Research Critique 3 – Critical Making

First coined in 2008 by Matt Ratto (seen on the featured image), the term ‘Critical Making’ was used to describe the process behind combining ‘Critical Thinking’ and ‘Hands-on Making’. This meant using physical material and technology to analyses and show a deeper understanding for social issues. In Critical Making, there is no longer a divide between critical theory and artistic practice, but the practice itself is critical and philosophical.

Standards methods of technological design has placed too much emphasis on efficiency and productivity. This has been so overpowering that it has led to the lack of emotions, cultural richness and human-oriented values in our daily interactions with objects and daily activities. The phrase “man conforms” is technology-centered, rather than people-centered. We have unknowingly allowed technology and its products to take first place and lost focus of our intrinsic human traits such as curiosity. Hence, this propelled the establishment of Critical Making which addresses what technological designs lacks- or lost.
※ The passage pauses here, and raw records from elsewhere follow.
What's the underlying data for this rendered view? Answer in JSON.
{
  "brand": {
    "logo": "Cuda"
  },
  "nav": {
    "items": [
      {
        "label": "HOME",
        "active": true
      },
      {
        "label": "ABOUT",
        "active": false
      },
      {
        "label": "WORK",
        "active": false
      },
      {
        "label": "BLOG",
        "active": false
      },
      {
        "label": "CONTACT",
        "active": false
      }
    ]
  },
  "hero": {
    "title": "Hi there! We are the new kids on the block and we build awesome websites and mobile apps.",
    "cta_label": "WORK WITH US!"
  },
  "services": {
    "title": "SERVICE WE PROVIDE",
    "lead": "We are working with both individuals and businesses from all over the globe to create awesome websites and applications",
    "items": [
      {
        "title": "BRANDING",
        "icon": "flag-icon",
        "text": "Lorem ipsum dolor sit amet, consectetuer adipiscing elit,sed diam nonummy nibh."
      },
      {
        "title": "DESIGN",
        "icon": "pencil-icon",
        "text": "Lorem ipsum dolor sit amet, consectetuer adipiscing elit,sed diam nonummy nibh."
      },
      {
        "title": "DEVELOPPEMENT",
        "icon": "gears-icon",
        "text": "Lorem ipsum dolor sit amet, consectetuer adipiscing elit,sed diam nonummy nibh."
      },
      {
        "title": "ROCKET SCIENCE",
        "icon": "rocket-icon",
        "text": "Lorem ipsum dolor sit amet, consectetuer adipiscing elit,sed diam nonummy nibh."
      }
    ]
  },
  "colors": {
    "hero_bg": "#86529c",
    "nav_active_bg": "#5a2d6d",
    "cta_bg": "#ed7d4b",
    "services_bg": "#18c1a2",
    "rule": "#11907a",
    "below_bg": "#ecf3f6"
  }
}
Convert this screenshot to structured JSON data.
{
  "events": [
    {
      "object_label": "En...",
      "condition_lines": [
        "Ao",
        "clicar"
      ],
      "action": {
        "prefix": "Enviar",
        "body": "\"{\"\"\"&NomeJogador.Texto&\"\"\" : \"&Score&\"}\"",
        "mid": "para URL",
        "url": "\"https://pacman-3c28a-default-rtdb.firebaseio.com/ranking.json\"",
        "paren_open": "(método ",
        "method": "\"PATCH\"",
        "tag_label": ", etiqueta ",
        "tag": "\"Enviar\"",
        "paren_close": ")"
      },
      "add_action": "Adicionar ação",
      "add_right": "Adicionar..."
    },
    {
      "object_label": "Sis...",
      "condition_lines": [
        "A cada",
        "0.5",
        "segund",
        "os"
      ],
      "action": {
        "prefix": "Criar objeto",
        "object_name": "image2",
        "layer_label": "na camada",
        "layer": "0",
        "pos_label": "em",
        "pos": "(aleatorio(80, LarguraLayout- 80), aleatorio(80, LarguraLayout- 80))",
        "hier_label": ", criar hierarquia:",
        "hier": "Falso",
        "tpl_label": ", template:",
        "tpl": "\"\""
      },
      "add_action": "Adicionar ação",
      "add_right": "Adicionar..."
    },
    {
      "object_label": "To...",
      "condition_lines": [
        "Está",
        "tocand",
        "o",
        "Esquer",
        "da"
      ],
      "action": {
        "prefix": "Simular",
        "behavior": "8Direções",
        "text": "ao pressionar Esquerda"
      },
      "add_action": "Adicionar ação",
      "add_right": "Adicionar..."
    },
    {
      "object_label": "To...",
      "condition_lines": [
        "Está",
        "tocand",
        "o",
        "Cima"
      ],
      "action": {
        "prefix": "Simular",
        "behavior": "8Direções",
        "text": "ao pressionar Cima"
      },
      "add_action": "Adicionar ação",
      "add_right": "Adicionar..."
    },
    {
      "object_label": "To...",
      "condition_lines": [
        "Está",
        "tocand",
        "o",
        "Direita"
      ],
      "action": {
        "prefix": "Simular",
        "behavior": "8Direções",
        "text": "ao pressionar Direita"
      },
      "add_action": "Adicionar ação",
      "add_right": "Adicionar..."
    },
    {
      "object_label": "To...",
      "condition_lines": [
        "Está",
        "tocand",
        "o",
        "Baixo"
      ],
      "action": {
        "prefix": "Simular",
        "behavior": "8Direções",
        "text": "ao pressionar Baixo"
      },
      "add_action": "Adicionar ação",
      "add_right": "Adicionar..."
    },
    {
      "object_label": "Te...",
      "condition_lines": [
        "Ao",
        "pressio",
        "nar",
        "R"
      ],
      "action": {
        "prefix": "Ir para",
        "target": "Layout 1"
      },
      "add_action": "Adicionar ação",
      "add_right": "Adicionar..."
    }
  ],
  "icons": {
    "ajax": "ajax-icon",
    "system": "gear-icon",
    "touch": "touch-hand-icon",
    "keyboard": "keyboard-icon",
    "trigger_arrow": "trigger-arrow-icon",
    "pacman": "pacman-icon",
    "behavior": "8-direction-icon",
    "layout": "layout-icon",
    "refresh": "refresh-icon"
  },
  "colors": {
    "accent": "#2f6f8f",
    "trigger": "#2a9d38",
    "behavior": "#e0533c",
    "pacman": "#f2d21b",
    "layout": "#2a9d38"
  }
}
Critical Making is noted to have similarities with Critical Designing because both of these practices are out to provoke emotions, thoughts and feelings within our fast-paced, efficiency-driven environment. However, unlike Critical Designing which is centers around an end-product, Critical Making has placed its emphasis on the process. With that, I have a video to visually aid this concept.

This video shows a professor trying to put forth a proposition that students should put away their expectations that weighs them down and goes on to smash his laptop. This provocative act clearly demonstrates the very fact that students have too much pent up notion of how a typical class was suppose to be, maybe possibly built up by other professors as mentioned in the video, leading to the mention of expectations. Amidst this, students has lost themselves and this was reflected when he unknowingly took his laptop and smashed it. It is more than just the sudden peak in volume why students got shocked and I believe it points back to the pre-conceived assumptions students already have in-build within themselves.

This entire act did not end the professor with an object but instead his message was driven through the “final prototypes existing only as a remnant of the process”-the shattered laptop due to the smashing.

By re-inventing approaches and creations, it can open up new possibilities that was once rejected or unthought of. Critical making help both the the public and the designers focus on the lived experience of making and the role this plays in deepening our understanding of the socio-technical environment. In conclusion, I would also like to suggest that Critical Making has an invitational element to it. It invites people to connect to the world. Being a maker basically gets the public to acknowledge that someone somewhere made something and it didn’t just fall from heaven. Hence, the choices made by the designers, which may often be open sourced, implemented into the object will impact the public and in case of Critical Making, intervenes in societal issues.